Nearly 40 percent of what arrives at the landfill is readily recyclable, and cardboard and paper products represent the largest portion of that material. The ordinance as passed retains $500,000 for public education, but Beutler said research shows that education without the cardboard and paper diversion "barely moves the needle." He said the original RecycleLincoln proposal has the potential to nearly double the City's recycling rate.

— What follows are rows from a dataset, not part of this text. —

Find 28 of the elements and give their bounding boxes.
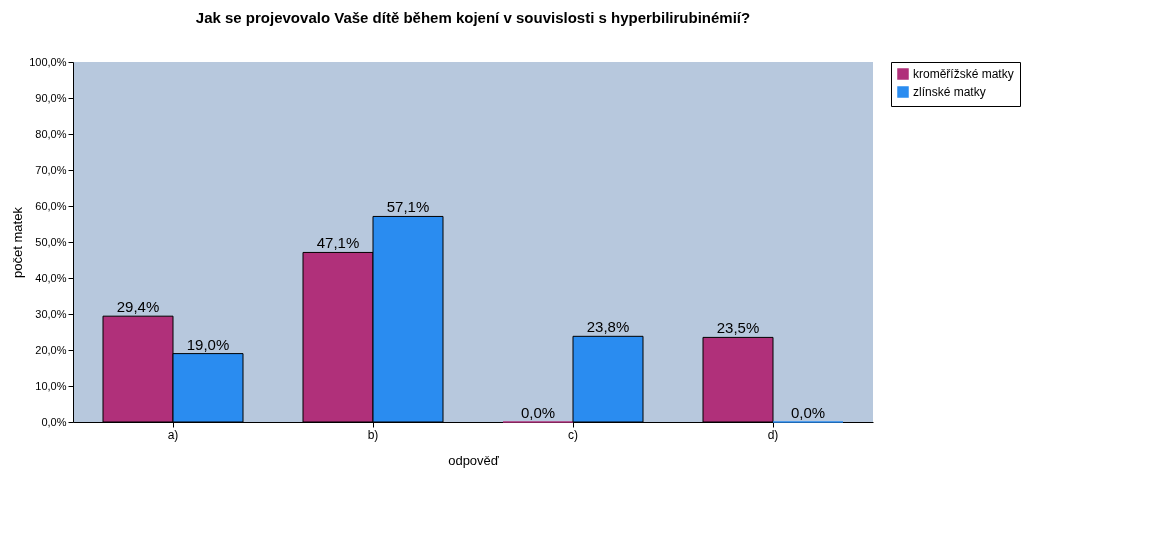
y-tick-label: 50,0% <box>35 235 67 248</box>
y-tick-label: 20,0% <box>35 343 67 356</box>
data-label: 0,0% <box>790 404 826 421</box>
y-tick-label: 60,0% <box>35 199 67 212</box>
y-axis-title: počet matek <box>10 206 26 278</box>
y-tick-label: 0,0% <box>41 415 67 428</box>
x-axis-title: odpověď <box>448 452 500 468</box>
x-tick-label: b) <box>367 427 379 442</box>
y-tick-label: 40,0% <box>35 271 67 284</box>
data-label: 0,0% <box>520 404 556 421</box>
legend-label: zlínské matky <box>913 85 986 99</box>
y-tick-label: 80,0% <box>35 127 67 140</box>
data-label: 19,0% <box>186 335 230 353</box>
data-label: 57,1% <box>386 198 430 216</box>
y-tick-label: 30,0% <box>35 307 67 320</box>
chart-title: Jak se projevovalo Vaše dítě během kojení v souvislosti s hyperbilirubinémií? <box>195 9 751 26</box>
data-label: 23,8% <box>586 318 630 336</box>
legend-label: kroměřížské matky <box>913 67 1014 81</box>
data-label: 29,4% <box>116 298 160 316</box>
x-tick-label: c) <box>568 427 578 442</box>
y-tick-label: 70,0% <box>35 163 67 176</box>
data-label: 47,1% <box>316 234 360 252</box>
data-label: 23,5% <box>716 319 760 337</box>
x-tick-label: d) <box>767 427 779 442</box>
y-tick-label: 90,0% <box>35 91 67 104</box>
y-tick-label: 10,0% <box>35 379 67 392</box>
y-tick-label: 100,0% <box>29 55 67 68</box>
x-tick-label: a) <box>167 427 179 442</box>
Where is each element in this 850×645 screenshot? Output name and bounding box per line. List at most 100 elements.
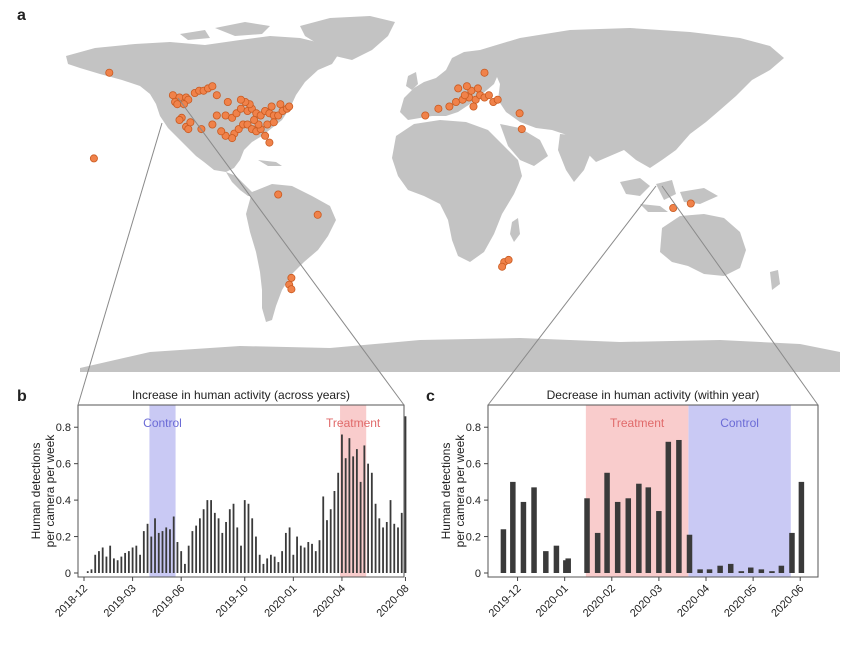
- site-marker: [105, 68, 114, 77]
- bar: [389, 500, 392, 573]
- bar: [625, 498, 632, 573]
- y-axis-label-line: per camera per week: [453, 434, 467, 548]
- bar: [113, 558, 115, 573]
- y-tick-label: 0.8: [466, 422, 481, 434]
- x-tick-label: 2019-12: [487, 583, 524, 620]
- bar: [101, 547, 104, 573]
- bar: [217, 518, 220, 573]
- land-greenland: [300, 16, 395, 60]
- bar: [656, 511, 662, 573]
- bar: [798, 481, 805, 573]
- bar: [594, 532, 601, 573]
- bar: [90, 569, 93, 573]
- bar: [614, 501, 621, 573]
- land-arctic-islands: [180, 22, 270, 40]
- bar: [510, 481, 516, 573]
- bar: [344, 458, 347, 573]
- bar: [352, 456, 355, 573]
- bar: [543, 551, 549, 573]
- site-marker: [484, 91, 493, 100]
- bar: [139, 554, 141, 573]
- bar: [404, 416, 407, 573]
- bar: [393, 523, 396, 573]
- control-band: [688, 405, 791, 577]
- x-tick-label: 2020-02: [581, 583, 618, 620]
- bar: [727, 563, 734, 573]
- land-japan: [700, 94, 716, 118]
- bar: [262, 563, 265, 573]
- bar: [165, 527, 168, 573]
- bar: [370, 472, 373, 573]
- bar: [270, 554, 272, 573]
- bar: [382, 527, 384, 573]
- bar: [307, 542, 310, 573]
- bar: [314, 551, 317, 573]
- y-axis-label-line: Human detections: [439, 443, 453, 540]
- site-marker: [469, 102, 478, 111]
- site-marker: [462, 82, 471, 91]
- bar: [180, 551, 183, 573]
- bar: [697, 569, 703, 573]
- bar: [225, 521, 227, 573]
- bar: [210, 500, 212, 573]
- bar: [778, 565, 785, 573]
- bar: [157, 532, 160, 573]
- bar: [292, 554, 295, 573]
- site-marker: [434, 104, 443, 113]
- bar: [789, 532, 795, 573]
- bar: [686, 534, 693, 573]
- bar: [322, 496, 325, 573]
- bar: [303, 547, 306, 573]
- bar: [400, 512, 403, 573]
- bar: [98, 551, 100, 573]
- y-tick-label: 0.8: [56, 422, 71, 434]
- bar: [738, 571, 745, 573]
- bar: [355, 449, 358, 573]
- bar: [748, 567, 754, 573]
- bar: [531, 487, 537, 573]
- y-tick-label: 0.6: [56, 459, 71, 471]
- bar: [378, 518, 381, 573]
- bar: [127, 551, 130, 573]
- site-marker: [517, 125, 526, 134]
- bar: [251, 518, 254, 573]
- site-marker: [445, 102, 454, 111]
- bar: [288, 527, 291, 573]
- bar: [359, 481, 362, 573]
- site-marker: [473, 84, 482, 93]
- bar: [318, 540, 321, 573]
- bar: [326, 520, 328, 573]
- site-marker: [480, 68, 489, 77]
- bar: [247, 503, 250, 573]
- bar: [645, 487, 652, 573]
- bar: [584, 498, 590, 573]
- bar: [367, 463, 369, 573]
- treatment-label: Treatment: [610, 416, 665, 430]
- site-marker: [460, 91, 469, 100]
- bar: [706, 569, 713, 573]
- site-marker: [208, 82, 217, 91]
- x-tick-label: 2020-06: [769, 583, 806, 620]
- bar: [348, 438, 351, 573]
- bar: [333, 491, 336, 573]
- land-arabia: [500, 124, 548, 166]
- bar: [500, 529, 507, 573]
- y-tick-label: 0.2: [466, 532, 481, 544]
- bar: [169, 529, 171, 573]
- bar: [296, 536, 298, 573]
- bar: [385, 521, 388, 573]
- bar: [665, 441, 672, 573]
- y-tick-label: 0.2: [56, 532, 71, 544]
- bar: [150, 536, 153, 573]
- bar: [273, 556, 276, 573]
- bar: [213, 512, 216, 573]
- bar: [281, 551, 284, 573]
- site-marker: [421, 111, 430, 120]
- land-uk: [406, 72, 418, 90]
- bar: [676, 439, 682, 573]
- bar: [363, 445, 366, 573]
- y-tick-label: 0.4: [56, 495, 71, 507]
- y-tick-label: 0: [65, 568, 71, 580]
- bar: [228, 509, 231, 573]
- bar: [198, 518, 201, 573]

"They would spend half a million dollars for miniscule gain," Beutler said. "What the Council has done is to take out almost all the benefits and retained all the cost. Lincoln residents deserve better."
Beutler said he was also disturbed by the Council process, which he said was "rushed and not transparent." The amendment by Council member Trent Fellers to remove the cardboard and paper diversion was made known to the Council only a few hours before the vote. Fellers and Council members Jon Camp, Cyndi Lamm and Roy Christensen then refused a request to delay action so the public could provide further input.
"A majority of the City Council voted to completely ignore three years of community involvement and research as well as the nearly 1,500 proponents of RecycleLincoln," Beutler said. "That action gutted a three-year effort that involved hundreds of Lincoln residents and had broad support from business, neighborhoods, the tech and start-up community and people who just want to do the right thing for Lincoln. I'm left with an alternative that is being billed as progress. It is not."
The Mayor again thanked Council members Leirion Gaylor Baird, Jane Raybould and Carl Eskridge for supporting RecycleLincoln and voting against the amended ordinance.
"Our approach would have made real progress, doubling the recycling rate by 2020," Beutler said. "It would have extended the life of the landfill, expanded the local economy and conserved valuable resources. The original RecycleLincoln plan is the right choice for Lincoln. That's why we can't give up. That's why I won't give up."